With a price point nearly tenfold higher than XREAL Air 2, both are clearly not within the same product competition. Intriguingly though, Cook has dubbed Vision Pro as AR, seemingly bridging the gap between the two.

Xu Chi regards the Apple Vision Pro as ‘Apple’s first-ever stacked product.’

However, this doesn’t necessarily imply that the product is sufficiently ‘Apple-like.’ At the launch, no Apple executives modelled Vision Pro, a far cry from the customary product presentations, such as lounging on a couch for the iPad release or unveiling the MacBook Air from an envelope.Xu Chi believes that while the Apple Vision Pro is impressively powerful, its cumbersome form and potentially prohibitive price may deter consumers. However, Apple has done one thing extraordinarily well: porting its existing ecosystem onto the Vision Pro.

Interestingly, the key application scenarios that Apple demonstrated for the Vision Pro align nicely with those of XREAL’s product, including entertainment, gaming, and productivity tools.

Will AR Surpass VR in Three to Five Years?

At the end of the sharing section, Xu Chi made three industry predictions:

  1. Today’s AR industry lacks a robust ecosystem, but the portable spatial screen might be the first billion-dollar market scene for AR.
  2. AR will surpass VR within three to five years.
  3. China will lead XR industry innovation with a final target of spatial internet. A key question arising from the session was, how could AR surpass VR?

Xu Chi stated that VR glasses do not provide enough safety perception. The intense discomfort and insecurity brought by a completely sealed environment could not be downplayed even if the VR glasses come with See-Through features.

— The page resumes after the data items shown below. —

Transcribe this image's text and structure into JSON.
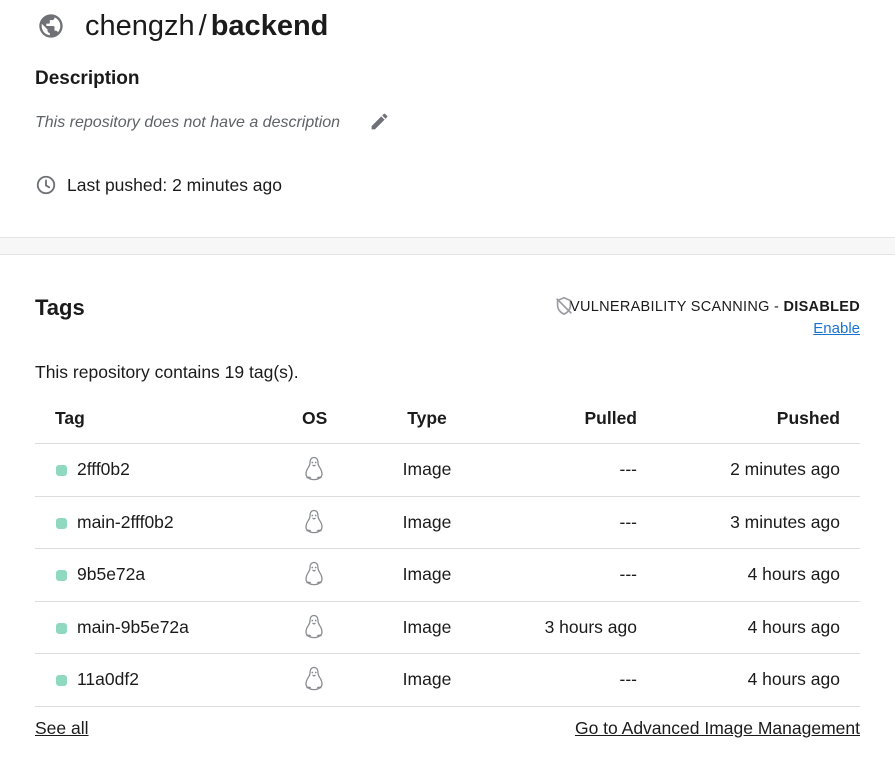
{
  "repo": {
    "namespace": "chengzh",
    "separator": "/",
    "name": "backend"
  },
  "description": {
    "heading": "Description",
    "text": "This repository does not have a description"
  },
  "last_pushed": "Last pushed: 2 minutes ago",
  "tags_section": {
    "heading": "Tags",
    "vulnerability_label": "VULNERABILITY SCANNING - ",
    "vulnerability_status": "DISABLED",
    "enable_link": "Enable",
    "count_text": "This repository contains 19 tag(s).",
    "columns": {
      "tag": "Tag",
      "os": "OS",
      "type": "Type",
      "pulled": "Pulled",
      "pushed": "Pushed"
    },
    "rows": [
      {
        "tag": "2fff0b2",
        "os_icon": "linux-icon",
        "type": "Image",
        "pulled": "---",
        "pushed": "2 minutes ago"
      },
      {
        "tag": "main-2fff0b2",
        "os_icon": "linux-icon",
        "type": "Image",
        "pulled": "---",
        "pushed": "3 minutes ago"
      },
      {
        "tag": "9b5e72a",
        "os_icon": "linux-icon",
        "type": "Image",
        "pulled": "---",
        "pushed": "4 hours ago"
      },
      {
        "tag": "main-9b5e72a",
        "os_icon": "linux-icon",
        "type": "Image",
        "pulled": "3 hours ago",
        "pushed": "4 hours ago"
      },
      {
        "tag": "11a0df2",
        "os_icon": "linux-icon",
        "type": "Image",
        "pulled": "---",
        "pushed": "4 hours ago"
      }
    ],
    "see_all": "See all",
    "advanced_link": "Go to Advanced Image Management"
  },
  "colors": {
    "tag_dot": "#8fd9c0",
    "link": "#1a73d1",
    "icon_gray": "#6f7177"
  }
}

He further stated that the reason existing VR manufacturers are trying VR first is because it has a lower entry barrier while the mass production of AR will take more time.

At the same time, the See-Through feature precisely brings users back from the virtual world, adding an element of reality. Unlike VR glasses, products like XREAL’s AR glasses do not have this problem as users, through the lens, see the real world.